CUEE wanted this to supposedly help diversify the schools and improve the students’ education, among other reasons. It looked to other schools as guides and pushed to make Valdosta one of the consolidated statistics.

Well, county and city residents stood up for their children and teachers, and said no.

They spoke. Several forums were held such as the one held by Valdosta City Schools on Oct. 25 at J.L. Lomax Elementary School and by Lowndes County Schools Tuesday at Lowndes High School.

They marched. More than 200 marched from the front of the Chamber of Commerce to the Martin Luther King Jr. Park on Oct. 22.

Signs were posted in yards; websites on both sides were made. They fought to the end. On Election Day, I saw people holding the “No School Consolidation” signs on N. Patterson Street and one person out of a car, and I am sure there were others.

Protest and effort does bring change. It brought revolution around the globe in places such as Egypt and Libya. It brought us desegregation in the fifties and sixties.

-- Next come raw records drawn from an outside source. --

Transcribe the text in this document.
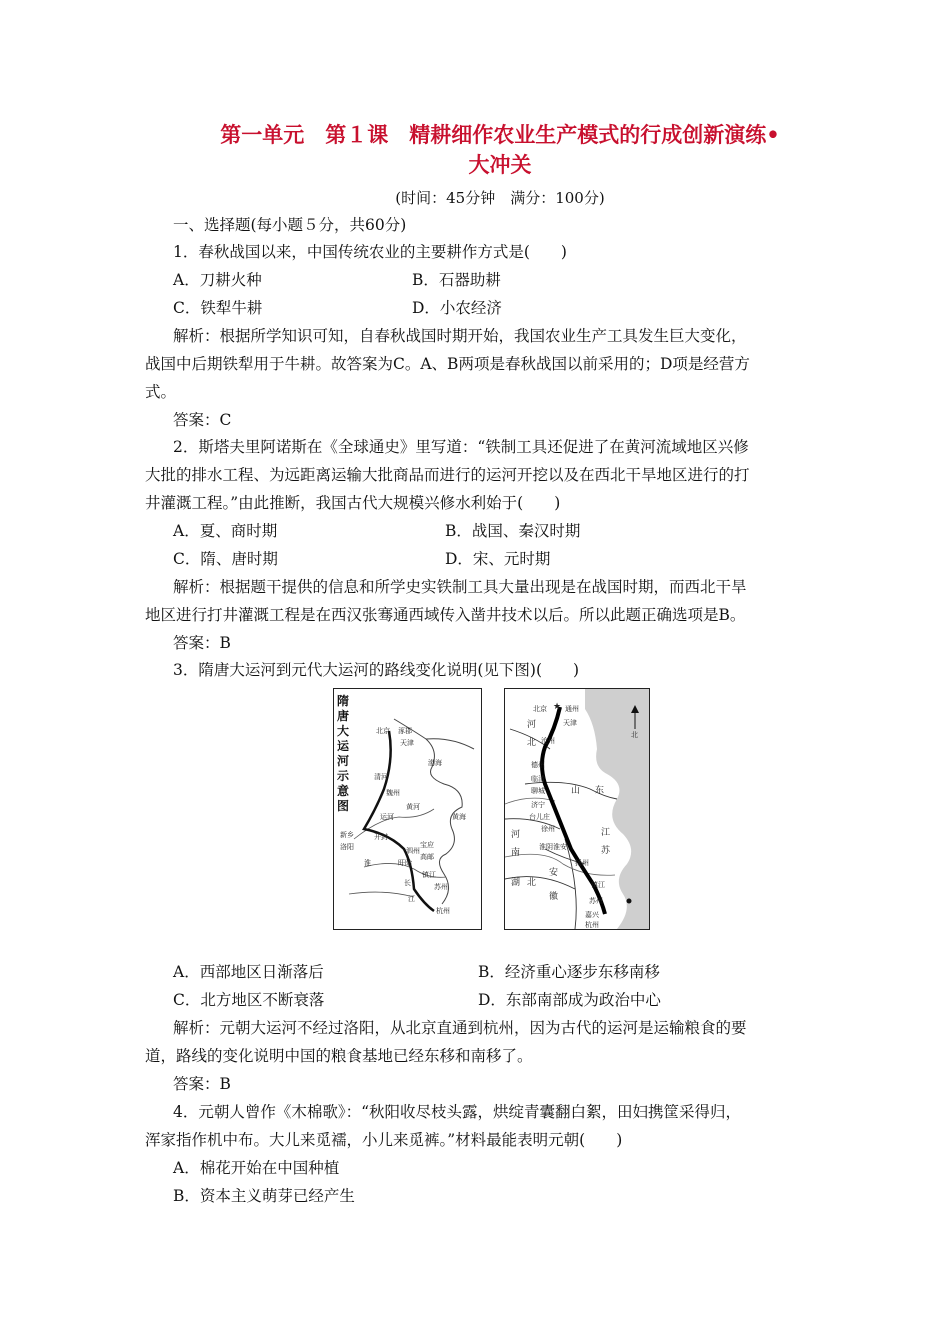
第一单元　第１课　精耕细作农业生产模式的行成创新演练•
大冲关
(时间：45分钟　满分：100分)
一、选择题(每小题５分，共60分)
1．春秋战国以来，中国传统农业的主要耕作方式是(　　)
A．刀耕火种	B．石器助耕
C．铁犁牛耕	D．小农经济
解析：根据所学知识可知，自春秋战国时期开始，我国农业生产工具发生巨大变化，
战国中后期铁犁用于牛耕。故答案为C。A、B两项是春秋战国以前采用的；D项是经营方
式。
答案：C
2．斯塔夫里阿诺斯在《全球通史》里写道：“铁制工具还促进了在黄河流域地区兴修
大批的排水工程、为远距离运输大批商品而进行的运河开挖以及在西北干旱地区进行的打
井灌溉工程。”由此推断，我国古代大规模兴修水利始于(　　)
A．夏、商时期	B．战国、秦汉时期
C．隋、唐时期	D．宋、元时期
解析：根据题干提供的信息和所学史实铁制工具大量出现是在战国时期，而西北干旱
地区进行打井灌溉工程是在西汉张骞通西域传入凿井技术以后。所以此题正确选项是B。
答案：B
3．隋唐大运河到元代大运河的路线变化说明(见下图)(　　)
隋
唐
大
运
河
示
意
图
北京 涿郡
天津
渤海
清河
魏州
黄河
新乡
洛阳
开封
泗州
淮	盱眙
宝应
高邮
镇江
长	苏州
江
杭州
黄海
运河
★
北京	通州
天津
河
北 沧州
德州
临清
聊城	山 东
济宁
台儿庄
徐州
河
南
淮安
扬州
淮阴
江
苏
安
徽
湖 北	镇江
苏州
嘉兴
杭州
北
A．西部地区日渐落后	B．经济重心逐步东移南移
C．北方地区不断衰落	D．东部南部成为政治中心
解析：元朝大运河不经过洛阳，从北京直通到杭州，因为古代的运河是运输粮食的要
道，路线的变化说明中国的粮食基地已经东移和南移了。
答案：B
4．元朝人曾作《木棉歌》：“秋阳收尽枝头露，烘绽青囊翻白絮，田妇携筐采得归，
浑家指作机中布。大儿来觅襦，小儿来觅裤。”材料最能表明元朝(　　)
A．棉花开始在中国种植
B．资本主义萌芽已经产生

People around the globe, in the United States, in London, in Australia, in Rome, are angry. They see corporate greed, among other issues, and revolt passionately against it.

Even if you don’t follow the news, you have heard about the Occupy movements in some degree. That’s how long they have existed and how impactful these groups are.

Speak up. If you have a problem, say something. Nothing will happen if you sit back and let it go by.

Don’t be a spectator or commentator, shaking your head at or wiping your hands of the groups.

Be one of the Lowndes County citizens who fought school consolidation. Be one of the people who marched down streets with Dr. Martin Luther King Jr. Be one of the citizens who rose up against their unfair governments. Be one of the 99 percent.